Various experiment configurations in the configs/ folder. For example, configs/super_agi.py:

from sws import Config

def get_config():
    c = Config()
    c.lr = 0.001
    c.wd = lambda: c.lr * 0.1
    c.model.depth = 4
    c.model.width = 256
    c.model.heads = lambda: 4 if c.model.width > 128 else 1
    return c

Your main code, for example train.py:

from sws import run

def main(c):
    print("Training with config:\n" + str(c))
    # Your training code here...

if __name__ == "__main__":
    run(main)

Run a different config file and override values from CLI if wanted:

python -m train --config configs/super_agi.py model.depth=32

See example/sweep.fish for a trivial sweep over a few values.

Some more misc notes

  • The FinalConfig has a nice pretty printer when cast to string or printed.
  • When a dict is assigned to a Config field, it's turned into a Config.
  • Assigning a value to a group replaces its subtree (e.g. c.model = "vit" clears all c.model.*), and assigning a dict to a leaf replaces the leaf with a group.
  • Cycles in computed callables are detected and raise an exception at finalize.
  • The FinalConfig has a .to_json() and .to_flat_json() utils that returns a string that's the json serialized config, but with non-json-serializable values replaced by an explanatory string.
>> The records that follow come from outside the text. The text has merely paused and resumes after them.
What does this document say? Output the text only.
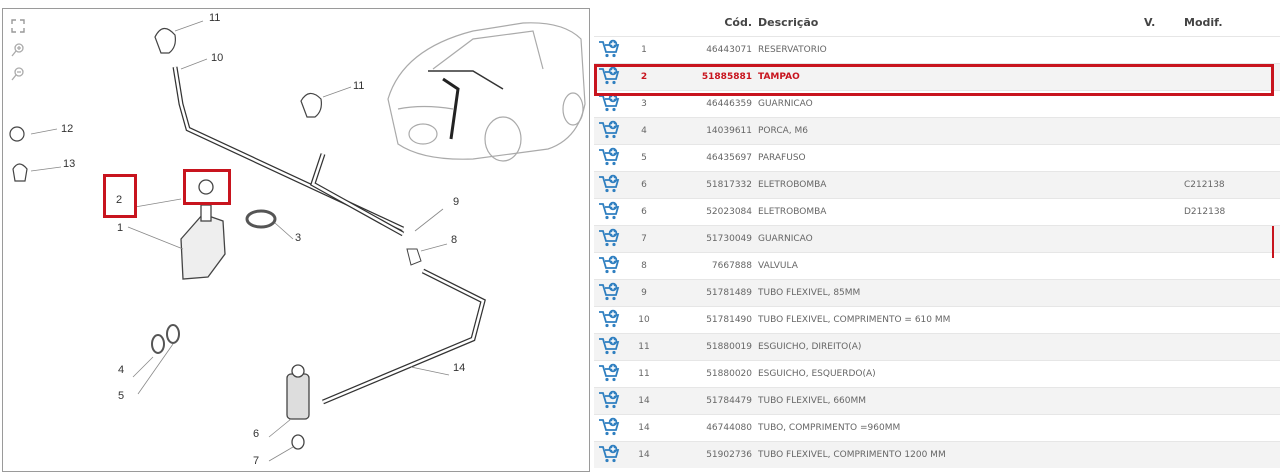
11
10
11
12
13
2
1
3
9
8
4
5
14
6
7
		Cód.	Descrição	V.	Modif.
	1	46443071	RESERVATORIO		
	2	51885881	TAMPAO		
	3	46446359	GUARNICAO		
	4	14039611	PORCA, M6		
	5	46435697	PARAFUSO		
	6	51817332	ELETROBOMBA		C212138
	6	52023084	ELETROBOMBA		D212138
	7	51730049	GUARNICAO		
	8	7667888	VALVULA		
	9	51781489	TUBO FLEXIVEL, 85MM		
	10	51781490	TUBO FLEXIVEL, COMPRIMENTO = 610 MM		
	11	51880019	ESGUICHO, DIREITO(A)		
	11	51880020	ESGUICHO, ESQUERDO(A)		
	14	51784479	TUBO FLEXIVEL, 660MM		
	14	46744080	TUBO, COMPRIMENTO =960MM		
	14	51902736	TUBO FLEXIVEL, COMPRIMENTO 1200 MM		
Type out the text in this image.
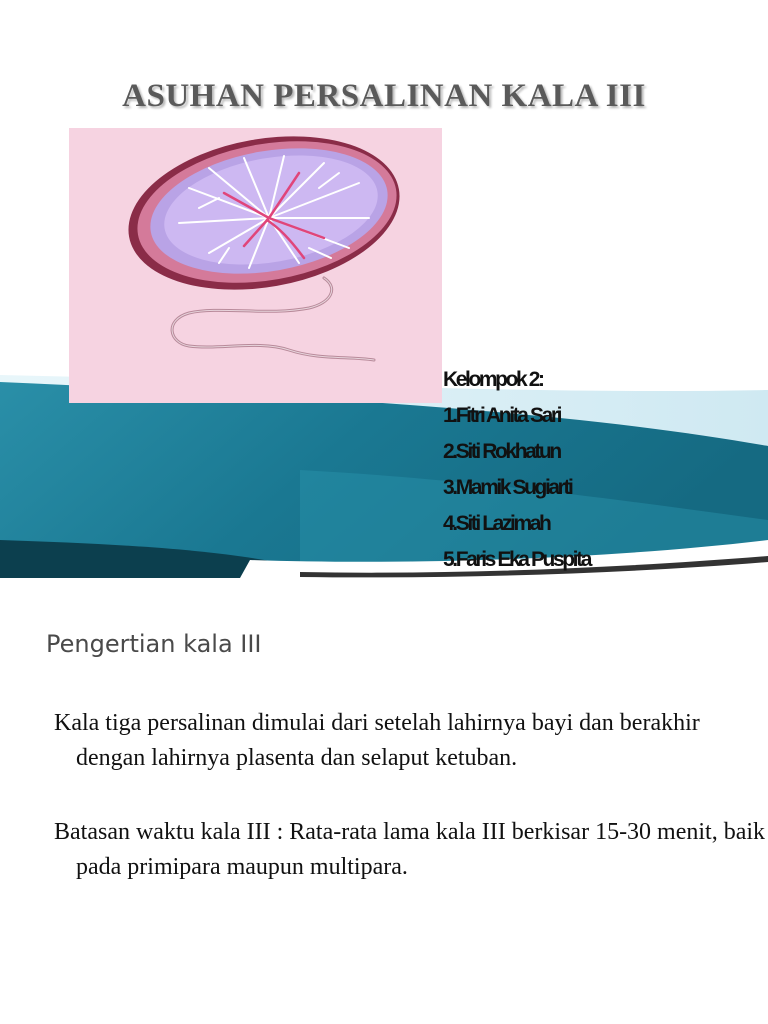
ASUHAN PERSALINAN KALA III
Kelompok 2:
1.Fitri Anita Sari
2.Siti Rokhatun
3.Mamik Sugiarti
4.Siti Lazimah
5.Faris Eka Puspita
Pengertian kala III
Kala tiga persalinan dimulai dari setelah lahirnya bayi dan berakhir dengan lahirnya plasenta dan selaput ketuban.
Batasan waktu kala III : Rata-rata lama kala III berkisar 15-30 menit, baik pada primipara maupun multipara.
It's for logging/storing of configs for humans.
  • Similarly, there's the sws.from_json and sws.from_flat_json counterparts, they are provided purely for human analysis and convenience, since json is lossy wrt sws.

Installing

pip install sws-config

Testing

python -m pytest

TODOs

  • When passing commandline args, using lazy/lambda makes no more sense. So we should lift the requirement for Fn-wrapping of callables here. 'log_fn=Fn(lambda s: print(f"Log: {s}"))'.
  • finalization no more converts collections into tuples, sets into frozensets, and expands dicts. If a lazy field returns a dict, it's just a dict. Consider if this is good or bad, though it does sound obscure.

Probably overkill:

  • Auto-generate a commandline --help?
  • Auto-generate a terminal UI to browse/change config values on finalize() could be fun.
  • Keep track of which fields are affected by arg overwrites, and note that in pretty-print?

Lore

You obviously wonder "Why yet another config library, ffs?!" - and you're right. There are many, but there's none that fully pleases me. So I gave in.

I've heavily used, and hence been influenced by, many config systems in the past. Most notably ml_collections.ConfigDict and chz, both of which I generally liked, but both had quite some pitfalls after serious use, which I try to avoid here. Notable examples which I used but did not like are gin, yaml / Hydra, kauldron.konfig; they are too heavy, unpythonic, and magic; there be footguns. fiddle requires your config to import everything, which I don't like. I refuse to built around types in Python, like pydantic, tyro, dataclasses, ..., so not even linking them. Finally, I haven't used, but thoroughly read Pydra and Cue, which together inspired the two-step approach with finalization.

Why is it called sws? It's a nod to OpenAI's chz config library, and the author being a very fond resident of Switzerland.